Federal and state laws put some limits on an employer’s use of criminal records to make employment decisions.
Although federal law doesn’t generally prohibit employers from using criminal records as a basis for employment decisions, some states protect employees from certain uses of their criminal records. And, if an employer’s policy of disqualifying applicants or employees with a criminal record disproportionately affects members of a protected group, that employer could face a discrimination charge.
State Laws on Criminal and Arrest Records
Many states specifically bar employers from getting records of arrests that did not lead to convictions or from asking applicants about such arrests. A number of states also prohibit employers from asking about criminal records that have been sealed or expunged, and allow employees to treat these convictions as though they had not occurred (for example, if an employment application asks the employee about past convictions). Some states allow employers to check or ask about convictions only if they bear a rational relationship to the job in question; an employer who made job decisions based on an unrelated conviction might violate the law.
The rules may differ for employees who will work with particularly vulnerable populations, such as children, elders, and adults who have disabilities. Many states allow or require employers to check criminal records for these employees, and to refuse to hire employees with certain types of prior convictions. The same may be true for jobs that carry a higher degree of risk. For example, if an employee will enter people’s homes (as a building superintendent, for example) or carry a weapon (as a security guard, for instance), state law may allow or require employers to check for criminal records.
Some states also give applicants a right to be notified if their application is denied based on their criminal record.
The Equal Employment Opportunity Commission (EEOC), the federal agency that interprets and enforces federal laws prohibiting discrimination, has said that an employer’s blanket policy of excluding all applicants who have a criminal record could result in discrimination against African Americans and Latinos. If such an employer policy has a disproportionate negative effect (a “disparate impact”) on a protected group, the employer must show that the policy is job related and consistent with business necessity. The employer generally must show that it considered:
- the nature and seriousness of the offense
- how much time has passed since the conviction or since the sentence was served, and
- the nature of the job for which the person applied.
If the applicant’s conduct is particularly egregious or the crime is related to the job sought, the EEOC has said that the employer will generally be able to justify its decision.

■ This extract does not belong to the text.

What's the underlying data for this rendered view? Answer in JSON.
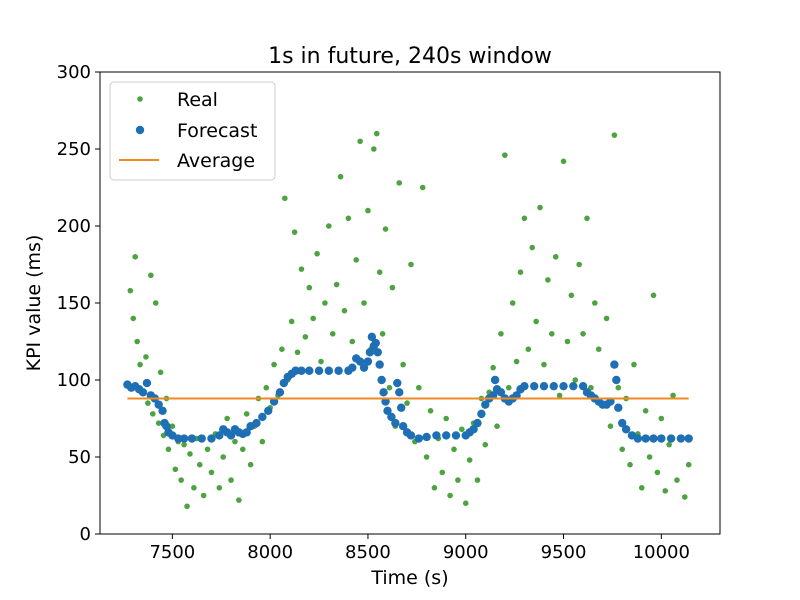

An employer who bases its decision on an applicant’s arrest record must also evaluate whether or not the applicant actually engaged in the charged conduct by, for example, giving the applicant an opportunity to explain what happened and making any other inquiries necessary to decide whether the applicant’s explanation is credible.
Getting Legal Help
If you believe you have been denied a job unfairly based on your arrest or criminal record, you may want to talk to an experienced employment lawyer. A lawyer can explain the laws of your state, evaluate your situation, and help you decide how best to proceed.